I included a chapter in my latest trivia book on the subject of the elite group of American riders who’ve made a ‘Grand Slam’ by winning at least one premier-class U.S. ‘National’ on a short track, a TT course, a half-mile, a mile, and in road racing. I ended that chapter with a note that if anyone was going to do that again, it would most likely be Nicky; he only needed a ‘mile’ win. I asked him about it once, and he admitted that the thought’d crossed his mind. But he was quick to tell me that he had no illusions about how easy it would be to return to the Grand National Championship and immediately win.

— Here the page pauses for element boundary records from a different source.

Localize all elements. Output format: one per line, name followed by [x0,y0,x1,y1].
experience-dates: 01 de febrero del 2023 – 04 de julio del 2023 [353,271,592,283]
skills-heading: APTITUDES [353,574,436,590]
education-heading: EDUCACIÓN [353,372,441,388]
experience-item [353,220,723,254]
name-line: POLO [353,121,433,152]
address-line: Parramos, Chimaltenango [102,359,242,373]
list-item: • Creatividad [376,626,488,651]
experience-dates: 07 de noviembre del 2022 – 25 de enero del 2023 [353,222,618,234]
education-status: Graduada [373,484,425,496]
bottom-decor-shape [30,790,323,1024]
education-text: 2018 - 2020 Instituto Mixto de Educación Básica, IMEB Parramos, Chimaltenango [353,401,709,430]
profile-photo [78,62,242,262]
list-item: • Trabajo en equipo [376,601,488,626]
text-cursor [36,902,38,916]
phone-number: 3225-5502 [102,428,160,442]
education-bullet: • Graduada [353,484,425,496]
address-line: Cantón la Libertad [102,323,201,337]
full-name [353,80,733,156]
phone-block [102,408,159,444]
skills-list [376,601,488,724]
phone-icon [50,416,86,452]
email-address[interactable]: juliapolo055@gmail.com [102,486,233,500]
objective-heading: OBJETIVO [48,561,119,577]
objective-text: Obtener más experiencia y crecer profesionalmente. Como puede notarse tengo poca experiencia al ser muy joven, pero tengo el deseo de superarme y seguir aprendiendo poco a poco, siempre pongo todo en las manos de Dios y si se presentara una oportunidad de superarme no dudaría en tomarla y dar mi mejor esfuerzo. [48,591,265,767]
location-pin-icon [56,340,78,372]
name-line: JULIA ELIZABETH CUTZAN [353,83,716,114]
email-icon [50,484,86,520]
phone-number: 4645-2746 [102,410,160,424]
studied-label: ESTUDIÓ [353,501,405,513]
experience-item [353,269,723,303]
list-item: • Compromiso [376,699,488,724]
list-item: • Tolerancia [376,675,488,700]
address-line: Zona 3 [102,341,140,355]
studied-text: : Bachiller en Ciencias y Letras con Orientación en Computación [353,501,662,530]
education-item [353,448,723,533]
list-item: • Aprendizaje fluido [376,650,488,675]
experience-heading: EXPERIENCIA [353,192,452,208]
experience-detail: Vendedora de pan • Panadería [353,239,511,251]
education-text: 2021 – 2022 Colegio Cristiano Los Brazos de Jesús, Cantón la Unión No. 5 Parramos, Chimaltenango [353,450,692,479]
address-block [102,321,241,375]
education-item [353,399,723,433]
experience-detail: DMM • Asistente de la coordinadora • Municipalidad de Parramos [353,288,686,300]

“You know,” he said, “Those tough old dogs have been racin’ for gas money every weekend.”

That was the kind of quote that made journalists love him.

I’ll leave the eulogizing to others who knew him far better. But I always felt the mark of the man was how he dealt with adversity, in the form of the intractable Ducati MotoGP bike.

Today, when I read that he’d died, I went back to the results of the 2011 & ’12 MotoGP seasons, when Hayden’s teammate at Ducati was Valentino Rossi; perhaps you’ve heard of him.

Over the two seasons they were teammates, there were 34 races in which both riders were entered. Nicky out-qualified Rossi 20 times. His average qualifying position was more than one full grid position ahead of the Italian.

Over those same two seasons, there were a total of 26 races in which both riders finished. Nicky finished ahead of Rossi nine times.

Let that sink in for a moment: On equal equipment at Ducati, Hayden out-qualified the greatest rider of his generation. And flat beat him more than a third of the time.